First recipients receive President's Awards for Excellence Through Diversity

Noe Lazano

Noe Lazano

Karen Cook

Karen Cook

An associate dean devoted to increasing the number of female, black, Hispanic and Native American graduate students in the School of Engineering and a program that helps underrepresented minority students earn doctorates in the social, behavioral and economic sciences are the first recipients of the President's Award for Excellence Through Diversity.

At a Tuesday awards ceremony, President John Hennessy read citations honoring Noe Lozano, associate dean for student and diversity affairs in the School of Engineering, and honoring the program Enhancing Diversity in Graduate Education in the Social, Behavioral and Economic Sciences (EDGE-SBES).

The ceremony was held in the Citrus Courtyard, an octagonal garden of fruit trees in the northeast corner of the Main Quad.

Noe Lozano, who arrived at Stanford in 1983, was honored "for his unstinting efforts to increase the diversity of the student population in the school" and "for his generosity as mentor to students from underrepresented groups, his belief in their ability to succeed and his assistance in helping them obtain funding so that they may pursue their goals."

He was cited for "his enthusiastic partnerships with the various engineering diversity organizations—the American Indian Science and Engineering Society, the Society of Black Scientists and Engineers, the Stanford Society of Chicano Latino Engineers and Scientists, and the Society of Women Engineers—which have contributed to a supportive and open engineering community and inspired many to pursue engineering as a career."

Lozano also was honored "for the lasting contributions he has made to Stanford and the greater community, as evidenced by the many graduates he has assisted who have gone on to academic positions and leadership roles in government and industry."

In addition, he was cited "for the many ways he has made a critical difference in the lives of several generations of diversity engineering students during their time at Stanford."

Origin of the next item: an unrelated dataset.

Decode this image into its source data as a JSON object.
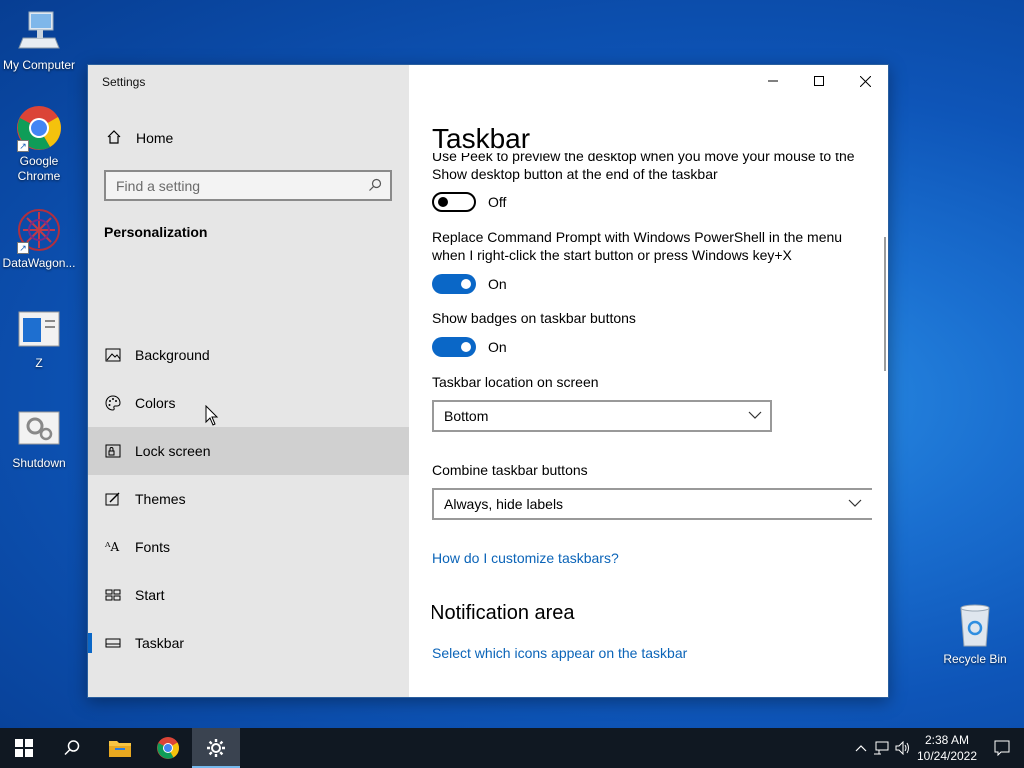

Enhancing Diversity in Graduate Education in the Social, Behavioral and Economic Sciences is a multi-university collaboration funded by the National Science Foundation. At Stanford, the four-year-old interdisciplinary program has connections to the Center for Comparative Studies in Race and Ethnicity and the Institute for Research in the Social Sciences.

The program offers fellowships and one-on-one mentoring, and supports a yearly conference that allows its fellows to present ideas, obtain feedback and network with peers and professors at participating universities, including the University of Southern California, the University of Texas at Austin and Texas A&M University.

The program, which is led by Karen Cook, the Ray Lyman Wilbur Professor in the Department of Sociology, was cited "for its diligent efforts to recruit, retain and graduate outstanding students from underrepresented groups who are interested in academic careers."

It was honored "for seeking out partnership with administrative and departmental offices on campus so the university can offer the strongest funding packages ever to incoming students," and "for creating a scholarly interdisciplinary community where students can find and give support to each other through regular meetings, workshops and joint seminars with the Center for Comparative Studies in Race and Ethnicity."

The program also was cited "for encouraging EDGE [Enhancing Diversity in Graduate Education] participants to mentor incoming students and providing opportunities for professional development outside of Stanford" and "for the many ways in which it has promoted diversity in the professoriate and worked to make the university a more diverse institution."

The diversity awards, established earlier this year, were developed to honor individuals and programs that have made exceptional contributions to enhancing and supporting diversity, broadly defined, at Stanford. Usually, two will be given each year: one to an individual among the faculty, students and staff; another to a campus unit, such as a department, program or office.

The awards were created to recognize contributions to diversity in many aspects of university life, including recruitment programs, mentoring efforts, curricular projects, staff-development programs and community-building activities.